Skip to main content
POST
/
serverless
/
v1
/
audio
/
transcriptions
Audio transcriptions
curl --request POST \
  --url https://api.friendli.ai/serverless/v1/audio/transcriptions \
  --header 'Authorization: Bearer <token>' \
  --header 'Content-Type: multipart/form-data' \
  --form file='@example-file' \
  --form model=openai/whisper-large-v3
{
  "text": "Hello, how are you?",
  "usage": {
    "type": "tokens",
    "input_tokens": 20,
    "output_tokens": 10,
    "total_tokens": 30,
    "input_audio_length_ms": 18000,
    "processed_audio_length_ms": 24000,
    "input_token_details": {
      "audio_tokens": 10,
      "text_tokens": 10
    }
  }
}
Given an audio file, the model transcribes it into text. See available models at this pricing table. To request successfully, it is mandatory to enter a Friendli Token (e.g. flp_XXX) value in the Bearer Token field. Refer to the authentication section on our introduction page to learn how to acquire this variable and visit here to generate your token. When streaming mode is used (i.e., stream option is set to true), the response is in MIME type text/event-stream. Otherwise, the content type is application/json. You can view the schema of the streamed sequence of chunk objects in streaming mode here.
You can explore examples on the Friendli Serverless Endpoints playground and adjust settings with just a few clicks.

Authorizations

Authorization
string
header
required

When using Friendli Suite API for inference requests, you need to provide a Friendli Token for authentication and authorization purposes.

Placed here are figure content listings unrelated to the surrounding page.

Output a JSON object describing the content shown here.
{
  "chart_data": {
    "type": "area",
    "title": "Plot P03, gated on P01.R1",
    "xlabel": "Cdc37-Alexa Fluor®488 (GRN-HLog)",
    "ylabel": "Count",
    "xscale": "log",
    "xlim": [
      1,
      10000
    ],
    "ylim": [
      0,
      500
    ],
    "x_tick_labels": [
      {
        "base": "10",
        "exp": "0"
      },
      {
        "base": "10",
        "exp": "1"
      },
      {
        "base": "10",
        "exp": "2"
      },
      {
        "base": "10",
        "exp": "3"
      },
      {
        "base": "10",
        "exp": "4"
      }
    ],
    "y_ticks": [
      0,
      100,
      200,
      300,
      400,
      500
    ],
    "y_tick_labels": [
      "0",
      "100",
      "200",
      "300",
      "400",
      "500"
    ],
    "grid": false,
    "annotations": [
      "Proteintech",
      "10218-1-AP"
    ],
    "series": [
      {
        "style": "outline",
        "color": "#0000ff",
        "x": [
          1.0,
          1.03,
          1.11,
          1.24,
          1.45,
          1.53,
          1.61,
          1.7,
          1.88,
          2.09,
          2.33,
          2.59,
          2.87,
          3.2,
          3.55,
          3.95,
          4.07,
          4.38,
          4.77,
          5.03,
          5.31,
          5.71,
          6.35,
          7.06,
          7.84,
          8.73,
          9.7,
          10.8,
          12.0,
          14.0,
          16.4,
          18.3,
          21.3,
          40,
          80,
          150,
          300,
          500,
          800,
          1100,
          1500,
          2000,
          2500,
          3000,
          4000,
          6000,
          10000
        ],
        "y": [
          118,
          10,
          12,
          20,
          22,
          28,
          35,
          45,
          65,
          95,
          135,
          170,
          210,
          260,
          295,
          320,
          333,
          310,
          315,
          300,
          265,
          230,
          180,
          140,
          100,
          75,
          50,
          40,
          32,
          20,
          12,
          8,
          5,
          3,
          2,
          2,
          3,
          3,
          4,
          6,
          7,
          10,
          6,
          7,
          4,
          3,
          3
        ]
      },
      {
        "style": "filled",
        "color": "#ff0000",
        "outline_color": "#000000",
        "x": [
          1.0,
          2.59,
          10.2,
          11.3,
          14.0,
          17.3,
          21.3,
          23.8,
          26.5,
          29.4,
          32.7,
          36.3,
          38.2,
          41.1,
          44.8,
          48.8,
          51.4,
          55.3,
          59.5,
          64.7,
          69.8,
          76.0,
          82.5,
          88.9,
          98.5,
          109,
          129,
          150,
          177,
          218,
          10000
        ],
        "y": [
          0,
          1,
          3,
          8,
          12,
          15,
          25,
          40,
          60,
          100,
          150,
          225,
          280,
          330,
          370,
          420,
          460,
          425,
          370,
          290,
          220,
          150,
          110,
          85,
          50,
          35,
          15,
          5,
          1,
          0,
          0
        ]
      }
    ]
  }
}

For more detailed information, please refer here.

Headers

X-Friendli-Team
string | null

ID of team to run requests as (optional parameter).

Body

multipart/form-data
model
string
required

Code of the model to use. See available model list.

Example:

"openai/whisper-large-v3"

file
file
required

The audio file object (not file name) to transcribe, in one of these formats: mp3, wav, flac, ogg, and many other standard audio formats.

chunking_strategy

Controls how the audio is cut into chunks. When set to "auto", the server first normalizes loudness and then uses voice activity detection (VAD) to choose boundaries. server_vad object can be provided to tweak VAD detection parameters manually. If unset, the audio is transcribed as a single block.

Allowed value: "auto"
language
string | null

The language of the input audio. Supplying the input language in ISO-639-1 (e.g. en) format will improve accuracy and latency.

stream
boolean | null

Whether to stream the transcription result. When set to true, the transcription result will be streamed as server-sent events once generated.

temperature
number | null

The sampling temperature, between 0 and 1. Higher values like 0.8 will make the output more random, while lower values like 0.2 will make it more focused and deterministic.

Response

Successfully transcribed the audio file.

text
string
required

The transcribed text.

usage
AudioTranscriptionUsage · object
required